Mukuna's long road to the top

HARARE - Making decisions in fractions of a second in front of ambitious players and coaches surrounded by overzealous thousands of screaming fans is all part of the referee’s lonely profession.

There are very few jobs where one has to deal with the collective rage of thousands of people at once, with routine, where your mistakes are endlessly analysed in the media.

Keeping pace with players sometimes half their age, make split-second judgment calls and brush off insults from hostile fans all sums up the nature of their job.

To stay within 20 yards of the ball at all times, referees must run about eight to 10 miles per match; even more ground than most of the players cover.

As a result, Fifa requires candidates for the job to pass a fitness test in which they must run six 40-meter sprints in six seconds or less apiece and finish 10 laps around a 400 metre track with an average running pace of 5:20 per mile.

The man with the whistle has the final say in extreme cases deciding the outcome of every soccer match.

Wilfred Mukuna one of the country’s most famous referee, reveals how a referee can win the respect of the players and explains what made him one the best match officials to ever grace the land.

“Basically it happened by chance that I become a referee. Why am I saying so is because I was once involved in sport broadcasting (Rhodesian Broadcasting Corporation) with the likes Tony Ballantine and David Legg,” recalls Mukuna.

“And because I was advertising for a certain company; I would come in and work with these guys and when they were not available I would come and do interviews with the players.

“This was in 1978 and that’s how I get to like football because at school I was a swimmer. I then started getting involved in boozers’ football. It happens one day when we were watching a friendly match at Raylton and I was with Felix (Tangawarima).

“We saw what we thought was not good refereeing and we started complaining and sitting next to us was Nkosana Majoni (late) and he said ‘you guys are busy criticising the referee, can you do better?’”

“So that’s how we started me and my good friend Felix.”

Mukuna showed such natural aptitude for refereeing, and such enjoyment of it, that he soon took the formal refereeing examinations. 

He rose through the ranks, refereeing in the social football matches and sometimes division three and four games where he distinguished himself as a reliable match official.

“In 1987 it happened by coincidence that there was a team coming from Zambia (Mufulira Wanderers). There were playing friendlies here,” he says.

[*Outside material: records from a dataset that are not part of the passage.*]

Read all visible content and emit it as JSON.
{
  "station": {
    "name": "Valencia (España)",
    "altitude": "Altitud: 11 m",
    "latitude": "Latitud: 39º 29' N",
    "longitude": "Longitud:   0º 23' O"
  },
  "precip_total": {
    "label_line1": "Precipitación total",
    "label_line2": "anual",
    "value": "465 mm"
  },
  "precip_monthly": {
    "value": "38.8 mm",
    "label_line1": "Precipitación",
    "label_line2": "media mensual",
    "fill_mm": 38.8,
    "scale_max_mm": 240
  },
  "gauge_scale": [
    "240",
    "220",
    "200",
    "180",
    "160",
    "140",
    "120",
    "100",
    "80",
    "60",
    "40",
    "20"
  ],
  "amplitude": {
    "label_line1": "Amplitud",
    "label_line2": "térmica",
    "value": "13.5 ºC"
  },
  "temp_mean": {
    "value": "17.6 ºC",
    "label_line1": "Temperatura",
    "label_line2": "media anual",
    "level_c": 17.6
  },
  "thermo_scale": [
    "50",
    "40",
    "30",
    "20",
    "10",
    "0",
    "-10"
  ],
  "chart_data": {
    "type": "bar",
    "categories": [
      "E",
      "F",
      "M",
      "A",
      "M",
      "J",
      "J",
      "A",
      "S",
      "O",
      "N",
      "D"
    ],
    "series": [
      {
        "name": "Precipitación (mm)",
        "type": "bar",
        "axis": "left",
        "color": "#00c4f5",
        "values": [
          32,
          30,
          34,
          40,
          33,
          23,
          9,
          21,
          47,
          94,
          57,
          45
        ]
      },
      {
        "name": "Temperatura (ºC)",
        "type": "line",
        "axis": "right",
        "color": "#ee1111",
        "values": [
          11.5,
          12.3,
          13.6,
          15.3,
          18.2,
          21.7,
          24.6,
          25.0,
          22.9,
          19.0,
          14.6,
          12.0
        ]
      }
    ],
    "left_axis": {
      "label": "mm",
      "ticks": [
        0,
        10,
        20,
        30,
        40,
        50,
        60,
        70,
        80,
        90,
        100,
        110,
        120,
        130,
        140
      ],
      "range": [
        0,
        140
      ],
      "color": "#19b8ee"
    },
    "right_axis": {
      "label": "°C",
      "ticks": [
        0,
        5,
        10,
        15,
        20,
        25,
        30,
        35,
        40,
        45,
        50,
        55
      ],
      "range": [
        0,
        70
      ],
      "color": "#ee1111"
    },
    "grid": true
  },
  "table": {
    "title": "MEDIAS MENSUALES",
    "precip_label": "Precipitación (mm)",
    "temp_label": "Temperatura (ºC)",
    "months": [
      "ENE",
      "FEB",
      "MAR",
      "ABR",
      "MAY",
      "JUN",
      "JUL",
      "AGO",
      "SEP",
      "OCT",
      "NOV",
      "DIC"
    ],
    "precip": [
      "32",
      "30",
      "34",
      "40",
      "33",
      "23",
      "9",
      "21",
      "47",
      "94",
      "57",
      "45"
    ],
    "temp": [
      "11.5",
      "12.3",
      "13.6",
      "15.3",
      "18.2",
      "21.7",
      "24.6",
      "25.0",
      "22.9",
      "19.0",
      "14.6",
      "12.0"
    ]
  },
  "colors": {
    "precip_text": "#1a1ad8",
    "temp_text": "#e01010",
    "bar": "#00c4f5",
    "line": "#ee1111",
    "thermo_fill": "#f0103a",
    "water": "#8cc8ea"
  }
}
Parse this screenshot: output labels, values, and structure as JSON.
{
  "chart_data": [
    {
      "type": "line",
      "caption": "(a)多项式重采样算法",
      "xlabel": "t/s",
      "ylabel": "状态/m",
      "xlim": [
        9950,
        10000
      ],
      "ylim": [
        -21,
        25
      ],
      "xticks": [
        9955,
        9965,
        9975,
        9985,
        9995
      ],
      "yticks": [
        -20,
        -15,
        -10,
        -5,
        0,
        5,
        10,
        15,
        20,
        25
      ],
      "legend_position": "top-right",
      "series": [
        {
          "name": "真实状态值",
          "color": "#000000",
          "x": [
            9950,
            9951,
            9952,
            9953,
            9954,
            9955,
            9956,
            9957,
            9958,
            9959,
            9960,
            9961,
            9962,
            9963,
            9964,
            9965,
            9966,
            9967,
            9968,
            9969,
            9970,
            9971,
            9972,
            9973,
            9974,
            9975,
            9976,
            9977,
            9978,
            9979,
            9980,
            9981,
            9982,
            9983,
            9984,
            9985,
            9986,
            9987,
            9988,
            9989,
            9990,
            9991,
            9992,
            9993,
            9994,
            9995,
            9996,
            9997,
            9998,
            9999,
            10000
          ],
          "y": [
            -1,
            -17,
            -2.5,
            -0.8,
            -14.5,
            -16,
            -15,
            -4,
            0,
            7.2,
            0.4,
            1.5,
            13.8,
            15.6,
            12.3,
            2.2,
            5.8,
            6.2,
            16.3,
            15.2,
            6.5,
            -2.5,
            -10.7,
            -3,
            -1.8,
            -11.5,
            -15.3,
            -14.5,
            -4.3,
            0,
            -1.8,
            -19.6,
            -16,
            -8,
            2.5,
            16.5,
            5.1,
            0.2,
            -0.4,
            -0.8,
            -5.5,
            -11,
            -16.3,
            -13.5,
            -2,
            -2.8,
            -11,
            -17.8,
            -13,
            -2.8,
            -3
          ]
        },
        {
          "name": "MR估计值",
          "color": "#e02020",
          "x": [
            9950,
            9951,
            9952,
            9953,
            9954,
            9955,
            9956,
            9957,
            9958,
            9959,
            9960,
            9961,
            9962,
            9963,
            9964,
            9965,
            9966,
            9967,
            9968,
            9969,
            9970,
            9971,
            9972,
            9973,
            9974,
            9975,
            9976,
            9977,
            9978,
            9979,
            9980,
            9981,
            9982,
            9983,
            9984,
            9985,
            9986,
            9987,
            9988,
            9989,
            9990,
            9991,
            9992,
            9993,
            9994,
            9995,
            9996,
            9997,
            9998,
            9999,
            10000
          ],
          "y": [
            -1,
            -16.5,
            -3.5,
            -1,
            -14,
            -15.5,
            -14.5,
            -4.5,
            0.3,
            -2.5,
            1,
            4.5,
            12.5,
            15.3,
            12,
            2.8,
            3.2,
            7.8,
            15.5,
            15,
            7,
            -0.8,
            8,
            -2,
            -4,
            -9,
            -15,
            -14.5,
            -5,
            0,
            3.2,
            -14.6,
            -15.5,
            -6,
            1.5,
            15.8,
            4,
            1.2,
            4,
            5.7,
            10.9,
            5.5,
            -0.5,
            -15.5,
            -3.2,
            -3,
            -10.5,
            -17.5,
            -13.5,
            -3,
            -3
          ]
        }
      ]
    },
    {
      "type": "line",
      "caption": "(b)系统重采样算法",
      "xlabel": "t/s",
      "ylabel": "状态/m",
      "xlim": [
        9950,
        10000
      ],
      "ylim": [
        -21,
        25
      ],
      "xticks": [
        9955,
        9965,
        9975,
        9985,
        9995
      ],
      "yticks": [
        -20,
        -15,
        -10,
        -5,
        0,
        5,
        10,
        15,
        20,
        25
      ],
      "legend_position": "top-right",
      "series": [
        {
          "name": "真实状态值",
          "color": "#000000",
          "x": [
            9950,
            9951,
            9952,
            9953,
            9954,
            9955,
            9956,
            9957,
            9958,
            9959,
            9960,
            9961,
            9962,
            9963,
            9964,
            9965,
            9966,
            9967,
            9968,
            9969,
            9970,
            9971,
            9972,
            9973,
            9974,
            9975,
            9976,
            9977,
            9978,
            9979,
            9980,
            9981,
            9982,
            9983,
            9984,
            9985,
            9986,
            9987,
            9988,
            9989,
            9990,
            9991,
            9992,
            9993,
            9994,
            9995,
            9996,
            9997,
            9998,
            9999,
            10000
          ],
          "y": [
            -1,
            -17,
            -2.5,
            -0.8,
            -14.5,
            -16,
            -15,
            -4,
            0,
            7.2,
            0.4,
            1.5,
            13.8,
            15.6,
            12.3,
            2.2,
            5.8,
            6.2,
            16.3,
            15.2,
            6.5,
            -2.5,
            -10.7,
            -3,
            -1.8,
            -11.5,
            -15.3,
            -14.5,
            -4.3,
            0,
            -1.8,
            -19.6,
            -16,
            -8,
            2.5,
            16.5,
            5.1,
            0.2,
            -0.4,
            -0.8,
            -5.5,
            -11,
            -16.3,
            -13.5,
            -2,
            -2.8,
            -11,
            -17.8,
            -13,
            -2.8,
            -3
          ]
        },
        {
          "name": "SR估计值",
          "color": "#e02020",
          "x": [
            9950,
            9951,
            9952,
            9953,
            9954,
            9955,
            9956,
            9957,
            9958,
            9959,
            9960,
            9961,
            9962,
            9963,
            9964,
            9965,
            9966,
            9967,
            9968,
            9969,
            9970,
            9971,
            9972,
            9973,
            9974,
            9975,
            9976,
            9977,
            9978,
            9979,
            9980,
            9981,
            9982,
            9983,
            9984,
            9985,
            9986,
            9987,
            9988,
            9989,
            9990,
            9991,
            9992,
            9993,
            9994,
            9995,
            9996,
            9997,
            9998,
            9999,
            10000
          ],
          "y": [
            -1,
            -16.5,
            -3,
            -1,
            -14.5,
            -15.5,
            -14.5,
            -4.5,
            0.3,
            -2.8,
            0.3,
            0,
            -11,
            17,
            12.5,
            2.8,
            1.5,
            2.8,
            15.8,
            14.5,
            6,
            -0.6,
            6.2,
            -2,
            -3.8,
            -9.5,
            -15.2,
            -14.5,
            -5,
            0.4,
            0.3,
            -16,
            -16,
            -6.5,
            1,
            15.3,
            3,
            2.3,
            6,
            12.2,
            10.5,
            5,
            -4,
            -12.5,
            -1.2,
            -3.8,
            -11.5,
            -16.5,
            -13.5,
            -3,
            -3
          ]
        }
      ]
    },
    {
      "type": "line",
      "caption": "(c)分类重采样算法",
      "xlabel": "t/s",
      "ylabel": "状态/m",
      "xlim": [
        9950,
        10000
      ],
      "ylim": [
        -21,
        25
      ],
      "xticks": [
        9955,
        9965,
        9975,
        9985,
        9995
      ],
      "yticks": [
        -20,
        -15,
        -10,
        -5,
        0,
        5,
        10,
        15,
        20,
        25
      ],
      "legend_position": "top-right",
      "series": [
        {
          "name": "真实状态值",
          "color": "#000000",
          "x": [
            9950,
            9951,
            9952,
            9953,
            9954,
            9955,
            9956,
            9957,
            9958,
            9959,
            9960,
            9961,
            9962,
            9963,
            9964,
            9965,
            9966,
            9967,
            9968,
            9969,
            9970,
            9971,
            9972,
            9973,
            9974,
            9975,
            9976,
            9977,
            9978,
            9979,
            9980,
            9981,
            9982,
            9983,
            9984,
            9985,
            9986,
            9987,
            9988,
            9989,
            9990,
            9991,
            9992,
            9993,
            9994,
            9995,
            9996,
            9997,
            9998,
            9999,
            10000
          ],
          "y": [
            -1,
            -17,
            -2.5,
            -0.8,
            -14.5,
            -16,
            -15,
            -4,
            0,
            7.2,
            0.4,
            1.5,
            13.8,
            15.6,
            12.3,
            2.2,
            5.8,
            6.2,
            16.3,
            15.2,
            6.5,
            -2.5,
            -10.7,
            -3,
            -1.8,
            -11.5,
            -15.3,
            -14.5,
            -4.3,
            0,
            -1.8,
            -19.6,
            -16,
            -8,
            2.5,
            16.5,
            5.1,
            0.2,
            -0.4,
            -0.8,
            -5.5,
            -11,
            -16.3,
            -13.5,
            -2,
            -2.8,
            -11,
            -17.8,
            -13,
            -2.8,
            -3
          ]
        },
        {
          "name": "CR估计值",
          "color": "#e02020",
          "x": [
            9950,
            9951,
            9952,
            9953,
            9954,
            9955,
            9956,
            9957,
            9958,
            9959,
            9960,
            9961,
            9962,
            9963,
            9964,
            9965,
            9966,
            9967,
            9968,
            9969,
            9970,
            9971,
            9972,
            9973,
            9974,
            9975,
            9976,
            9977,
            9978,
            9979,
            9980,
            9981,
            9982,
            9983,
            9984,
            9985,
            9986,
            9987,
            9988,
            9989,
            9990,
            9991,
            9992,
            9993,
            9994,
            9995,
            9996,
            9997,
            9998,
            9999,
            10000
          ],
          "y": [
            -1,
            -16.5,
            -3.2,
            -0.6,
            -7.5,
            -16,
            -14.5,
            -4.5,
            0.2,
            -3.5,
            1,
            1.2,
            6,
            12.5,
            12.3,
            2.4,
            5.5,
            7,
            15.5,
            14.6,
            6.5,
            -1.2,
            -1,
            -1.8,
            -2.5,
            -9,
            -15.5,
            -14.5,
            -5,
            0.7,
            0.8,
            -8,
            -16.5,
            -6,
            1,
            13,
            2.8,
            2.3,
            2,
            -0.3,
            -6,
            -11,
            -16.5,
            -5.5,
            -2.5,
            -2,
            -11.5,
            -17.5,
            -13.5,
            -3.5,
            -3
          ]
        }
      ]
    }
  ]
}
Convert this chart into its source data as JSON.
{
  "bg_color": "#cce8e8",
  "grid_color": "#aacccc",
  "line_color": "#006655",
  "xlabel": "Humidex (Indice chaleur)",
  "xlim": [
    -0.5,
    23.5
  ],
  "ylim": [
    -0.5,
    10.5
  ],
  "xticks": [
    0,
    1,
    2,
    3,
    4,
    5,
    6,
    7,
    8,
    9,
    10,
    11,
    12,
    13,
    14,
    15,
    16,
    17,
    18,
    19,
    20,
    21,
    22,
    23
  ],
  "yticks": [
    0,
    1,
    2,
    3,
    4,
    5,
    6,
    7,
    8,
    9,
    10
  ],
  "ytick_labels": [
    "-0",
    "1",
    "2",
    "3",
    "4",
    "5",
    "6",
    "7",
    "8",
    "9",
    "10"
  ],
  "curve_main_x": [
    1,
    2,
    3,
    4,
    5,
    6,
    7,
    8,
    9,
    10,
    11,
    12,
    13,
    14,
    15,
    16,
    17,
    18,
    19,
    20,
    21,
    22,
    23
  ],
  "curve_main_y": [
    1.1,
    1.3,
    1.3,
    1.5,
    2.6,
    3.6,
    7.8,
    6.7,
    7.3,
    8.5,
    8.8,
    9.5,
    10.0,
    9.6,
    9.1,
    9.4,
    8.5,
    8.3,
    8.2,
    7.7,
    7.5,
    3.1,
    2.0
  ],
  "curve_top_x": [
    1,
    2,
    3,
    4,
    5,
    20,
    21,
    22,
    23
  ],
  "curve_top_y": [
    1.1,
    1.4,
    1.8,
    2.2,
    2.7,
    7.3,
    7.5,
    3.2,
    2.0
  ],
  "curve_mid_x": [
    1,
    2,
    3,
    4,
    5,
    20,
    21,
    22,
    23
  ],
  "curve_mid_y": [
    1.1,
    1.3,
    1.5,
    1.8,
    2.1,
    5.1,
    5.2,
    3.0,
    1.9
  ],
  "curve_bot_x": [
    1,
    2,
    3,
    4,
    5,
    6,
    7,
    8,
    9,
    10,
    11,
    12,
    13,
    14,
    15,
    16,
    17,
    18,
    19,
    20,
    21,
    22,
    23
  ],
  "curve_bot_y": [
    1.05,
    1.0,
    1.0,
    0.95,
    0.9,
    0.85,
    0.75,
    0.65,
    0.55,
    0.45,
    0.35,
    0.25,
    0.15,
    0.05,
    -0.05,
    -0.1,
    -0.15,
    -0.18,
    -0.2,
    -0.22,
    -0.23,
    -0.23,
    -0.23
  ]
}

“And prior to that match Highlanders had played CAPS United at Rufaro the previous day and there was chaos because the referee did not handle the match well.

“Then, Fifa referee called John Nkathazo was supposed to handle the friendly match between Wanderers and Highlanders at the National Sports Stadium but it seemed he did not come prepared for the game and he excused himself for the match.

“I was the first assistant with Felix the second and I ended up officiating that match and that marked my first international friendly. And that was a very good match and from there things started happening.”

It was not long before Mukuna powered his way to the top and it was not a surprise that he won the Referee of the Year award in his debut year officiating in the top flight football in 1988 to become the youngest referee to win that award.

Mukuna has an innate toughness that allowed him to control matches with natural authority which quickly saw him called to handle international matches.

Whereas a bad call early in a basketball game is usually forgotten since the victimised team still has many chances to overcome it, it’s not always the case in football.

“Basically I would say I was one bold man maybe slightly stubborn; should I put it that way. I thought there was nothing which was insurmountable. I believed everything could be tackled,” he says.

“I was physically fit because we used to push each other me and Felix. My mental strength was good. And the other thing refereeing is a team work and we get a lot of help from Nelson Chirwa (late).

“If you make a mistake in a match; you are not supposed to think about that to try and compensate rather psyche up yourself to do well. You need to have a strong character and move forward.

“I never tolerated nonsense and on record I splashed red cards to players like Madinda Ndlovu, Edward Katsvere and you find I had no problems with players.

“My first international match outside the country was in Swaziland against Tanzania; a World Cup qualifier match and I was the second assistant. It was something else; the experience was electrifying.”

Between 1988 and 2001 before he hang up his boots Mukuna officiated more than 60 international matches winning the country’s referee of the year award twice and was runner up six times.

Some of the matches that Mukuna officiated include 1990 Cecafa final in Zanzibar and the Zambia against Gabon Afcon qualifier in Lusaka (soon after the Zambian team perished in an air crash disaster in Gabon).

But Mukuna had his challenges too.

“Match fixing is there but if you want to become a top referee you have to remain professional. If you go out there to officiate, people they do things to try and make you influence the outcome of the matches,” he says.

“These are some of the things that make it difficult for referees but as I said before your mentality needs to be strong.”

Born 58 years ago Mukuna is now a Caf Match Commissioner and is also working as property consultant.